The defeat of the latest Farm Bill on the House floor shows how far the old formula has unraveled.
In more recent and ideologically driven Congresses, the bills have sometimes attracted heat from the right, involving both libertarian-ish objections to crop subsidies and hostility toward food stamps as “welfare” programs for those people. Indeed, in 2013 the whole enterprise nearly went down (and wasn’t finished until 2014) over SNAP funding, with House conservatives not thinking cuts went far enough and Senate Democrats thinking they went too far.
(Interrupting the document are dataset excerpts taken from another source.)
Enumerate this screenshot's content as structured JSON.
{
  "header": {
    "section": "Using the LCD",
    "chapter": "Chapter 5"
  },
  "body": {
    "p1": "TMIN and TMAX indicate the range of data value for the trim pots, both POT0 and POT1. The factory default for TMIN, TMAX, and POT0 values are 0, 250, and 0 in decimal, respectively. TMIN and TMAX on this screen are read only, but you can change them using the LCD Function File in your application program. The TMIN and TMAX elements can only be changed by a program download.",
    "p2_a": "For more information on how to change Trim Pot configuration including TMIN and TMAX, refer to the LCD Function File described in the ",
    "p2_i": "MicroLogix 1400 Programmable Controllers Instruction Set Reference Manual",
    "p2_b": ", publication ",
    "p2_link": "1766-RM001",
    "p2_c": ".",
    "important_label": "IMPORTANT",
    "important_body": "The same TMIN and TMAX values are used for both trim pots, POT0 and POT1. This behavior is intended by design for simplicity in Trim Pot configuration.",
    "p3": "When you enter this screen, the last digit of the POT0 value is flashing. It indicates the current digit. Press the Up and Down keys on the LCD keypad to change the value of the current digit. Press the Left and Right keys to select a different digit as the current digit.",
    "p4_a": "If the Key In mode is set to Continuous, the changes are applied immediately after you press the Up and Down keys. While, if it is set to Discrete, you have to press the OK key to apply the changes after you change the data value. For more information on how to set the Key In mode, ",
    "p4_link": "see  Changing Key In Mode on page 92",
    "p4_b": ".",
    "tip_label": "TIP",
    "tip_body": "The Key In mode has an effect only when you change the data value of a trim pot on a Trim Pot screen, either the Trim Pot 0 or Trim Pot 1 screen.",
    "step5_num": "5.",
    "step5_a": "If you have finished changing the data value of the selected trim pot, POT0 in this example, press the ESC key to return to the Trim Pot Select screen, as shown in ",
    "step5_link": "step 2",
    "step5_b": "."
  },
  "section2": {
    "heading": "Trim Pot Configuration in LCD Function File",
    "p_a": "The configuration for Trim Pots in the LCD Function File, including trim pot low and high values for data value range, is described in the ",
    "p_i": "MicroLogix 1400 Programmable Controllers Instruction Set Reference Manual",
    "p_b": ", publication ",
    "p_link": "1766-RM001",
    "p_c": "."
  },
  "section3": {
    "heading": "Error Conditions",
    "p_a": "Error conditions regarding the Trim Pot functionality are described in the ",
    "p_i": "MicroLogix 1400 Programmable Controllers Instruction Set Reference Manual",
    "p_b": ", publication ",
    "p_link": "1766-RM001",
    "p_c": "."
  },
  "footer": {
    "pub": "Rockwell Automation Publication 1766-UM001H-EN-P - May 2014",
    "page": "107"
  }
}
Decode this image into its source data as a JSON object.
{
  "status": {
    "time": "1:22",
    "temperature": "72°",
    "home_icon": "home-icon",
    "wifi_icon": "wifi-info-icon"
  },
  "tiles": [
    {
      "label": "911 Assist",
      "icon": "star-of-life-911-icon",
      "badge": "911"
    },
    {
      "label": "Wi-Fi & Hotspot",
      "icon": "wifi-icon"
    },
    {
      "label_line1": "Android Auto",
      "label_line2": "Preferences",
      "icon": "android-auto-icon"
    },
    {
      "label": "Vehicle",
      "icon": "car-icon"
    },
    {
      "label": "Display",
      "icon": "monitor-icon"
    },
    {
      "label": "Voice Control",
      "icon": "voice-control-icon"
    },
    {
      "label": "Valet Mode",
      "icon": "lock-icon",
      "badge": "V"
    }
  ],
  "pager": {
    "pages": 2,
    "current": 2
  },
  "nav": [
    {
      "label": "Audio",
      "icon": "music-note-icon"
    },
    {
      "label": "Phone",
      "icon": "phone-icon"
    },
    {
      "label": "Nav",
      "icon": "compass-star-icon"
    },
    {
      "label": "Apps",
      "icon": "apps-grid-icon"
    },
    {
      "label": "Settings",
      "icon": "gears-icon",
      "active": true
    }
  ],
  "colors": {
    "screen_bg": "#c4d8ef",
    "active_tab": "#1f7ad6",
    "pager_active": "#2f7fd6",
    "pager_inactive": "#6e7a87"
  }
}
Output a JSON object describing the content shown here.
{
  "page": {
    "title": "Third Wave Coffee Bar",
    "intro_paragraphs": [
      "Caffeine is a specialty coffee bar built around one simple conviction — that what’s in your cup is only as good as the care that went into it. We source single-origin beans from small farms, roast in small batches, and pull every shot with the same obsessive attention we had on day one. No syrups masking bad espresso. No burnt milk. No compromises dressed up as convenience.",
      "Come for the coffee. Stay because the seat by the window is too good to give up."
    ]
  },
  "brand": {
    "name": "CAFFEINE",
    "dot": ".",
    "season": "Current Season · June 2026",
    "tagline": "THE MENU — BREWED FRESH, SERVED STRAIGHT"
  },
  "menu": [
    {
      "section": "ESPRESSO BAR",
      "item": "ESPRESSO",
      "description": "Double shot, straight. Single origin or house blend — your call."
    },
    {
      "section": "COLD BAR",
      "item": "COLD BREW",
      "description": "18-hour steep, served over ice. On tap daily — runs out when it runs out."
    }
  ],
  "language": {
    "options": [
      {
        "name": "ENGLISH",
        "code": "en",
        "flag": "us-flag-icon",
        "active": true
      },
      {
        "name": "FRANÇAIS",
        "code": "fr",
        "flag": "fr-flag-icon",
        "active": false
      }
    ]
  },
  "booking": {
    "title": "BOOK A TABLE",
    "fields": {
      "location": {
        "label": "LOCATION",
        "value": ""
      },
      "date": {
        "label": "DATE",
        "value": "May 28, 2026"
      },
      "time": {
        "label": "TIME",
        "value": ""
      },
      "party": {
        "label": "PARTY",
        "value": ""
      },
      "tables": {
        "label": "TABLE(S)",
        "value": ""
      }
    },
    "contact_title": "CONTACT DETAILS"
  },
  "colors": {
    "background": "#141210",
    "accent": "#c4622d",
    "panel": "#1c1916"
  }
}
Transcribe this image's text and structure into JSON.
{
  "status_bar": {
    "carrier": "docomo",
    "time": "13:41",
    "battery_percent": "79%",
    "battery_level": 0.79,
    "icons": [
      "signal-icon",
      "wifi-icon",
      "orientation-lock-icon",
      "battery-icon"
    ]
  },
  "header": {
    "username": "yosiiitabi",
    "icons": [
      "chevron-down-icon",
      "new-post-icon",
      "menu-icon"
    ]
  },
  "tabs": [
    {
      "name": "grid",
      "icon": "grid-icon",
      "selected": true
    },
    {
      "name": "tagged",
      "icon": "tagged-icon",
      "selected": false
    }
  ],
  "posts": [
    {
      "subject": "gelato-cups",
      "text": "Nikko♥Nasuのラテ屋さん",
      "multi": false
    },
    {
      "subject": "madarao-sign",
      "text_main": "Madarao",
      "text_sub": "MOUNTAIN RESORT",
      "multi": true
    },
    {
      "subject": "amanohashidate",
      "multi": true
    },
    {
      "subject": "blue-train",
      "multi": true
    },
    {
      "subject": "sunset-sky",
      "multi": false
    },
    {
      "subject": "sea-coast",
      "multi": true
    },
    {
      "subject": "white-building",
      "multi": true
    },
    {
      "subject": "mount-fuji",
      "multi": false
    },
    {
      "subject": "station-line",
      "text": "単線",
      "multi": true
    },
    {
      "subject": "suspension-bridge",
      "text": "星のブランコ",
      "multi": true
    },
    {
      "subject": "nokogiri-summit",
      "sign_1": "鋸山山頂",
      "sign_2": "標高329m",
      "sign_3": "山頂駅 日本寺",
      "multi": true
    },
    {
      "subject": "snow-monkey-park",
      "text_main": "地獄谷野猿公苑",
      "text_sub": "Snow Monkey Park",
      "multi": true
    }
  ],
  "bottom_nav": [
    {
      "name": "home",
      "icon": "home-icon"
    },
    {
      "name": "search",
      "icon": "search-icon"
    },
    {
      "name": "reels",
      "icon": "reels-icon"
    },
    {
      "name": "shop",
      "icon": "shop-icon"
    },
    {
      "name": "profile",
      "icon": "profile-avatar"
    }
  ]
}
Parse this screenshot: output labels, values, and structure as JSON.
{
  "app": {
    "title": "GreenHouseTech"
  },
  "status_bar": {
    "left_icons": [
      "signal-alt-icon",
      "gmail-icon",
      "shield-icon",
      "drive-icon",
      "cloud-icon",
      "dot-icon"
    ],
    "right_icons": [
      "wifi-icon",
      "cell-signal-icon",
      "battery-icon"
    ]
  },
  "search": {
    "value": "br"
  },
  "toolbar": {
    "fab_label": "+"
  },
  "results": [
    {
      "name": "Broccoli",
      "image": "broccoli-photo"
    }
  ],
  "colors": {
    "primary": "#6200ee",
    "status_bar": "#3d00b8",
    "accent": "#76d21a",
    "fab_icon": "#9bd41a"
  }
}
With Republicans now controlling both Houses, the big initial Farm Bill controversy has been over the GOP’s desire (lashed along by the Trump administration) to toughen SNAP’s already significant work requirements. Indeed, this became a signature cause for lame-duck Speaker Paul Ryan, and a sort of shriveled booby prize for his frustrated plans to clobber entitlement programs and “welfare” before leaving Congress.
The SNAP provisions of the current Farm Bill guaranteed united House Democratic opposition, and also cost the votes of a few GOP “moderates.” But the bigger problem emerged when conservative members of the House Freedom Caucus looked at the overall dynamics and decided to take the bill hostage to their demands for an immediate House vote on the Goodlatte immigration bill — a measure more conservative than the president’s own in that it offers no permanent succor to Dreamers in exchange for the reductions in legal immigration and border wall funding. This in turn was a response to a very different maneuver by a group of endangered Republican moderates in blue- or heavily Latino districts to join with Democrats and force a vote on a bill that is significantly friendlier to Dreamers without all the nativist filler in the Goodlatte and presidential proposals.
In the end, all these problems were too much of a lift, and the bill went down decisively by a 198–213 margin, with 30 Republicans (actually 29, plus Ryan, who voted no to preserve the right to make a later motion for reconsideration) opposing it. As the GOP defectors keep pointing out, the program authorizations covered by the Farm Bill don’t run out until the end of September, so there’s time to work something out on both immigration and SNAP in time to avoid the mess that occurred last time around. But with so little else of substance on the House agenda this year (at least the Senate has confirmations to absorb its time), it’s entirely possible the Farm Bill will continue to attract hostage-takers until the end of the session. It’s a far cry from the day when this was the one legislative item nobody much fought over.
Meanwhile, Paul Ryan’s desire for a little trophy he can take home to Wisconsin representing his desire to liberate poor people from the government’s help in making ends meet will be delayed one more time.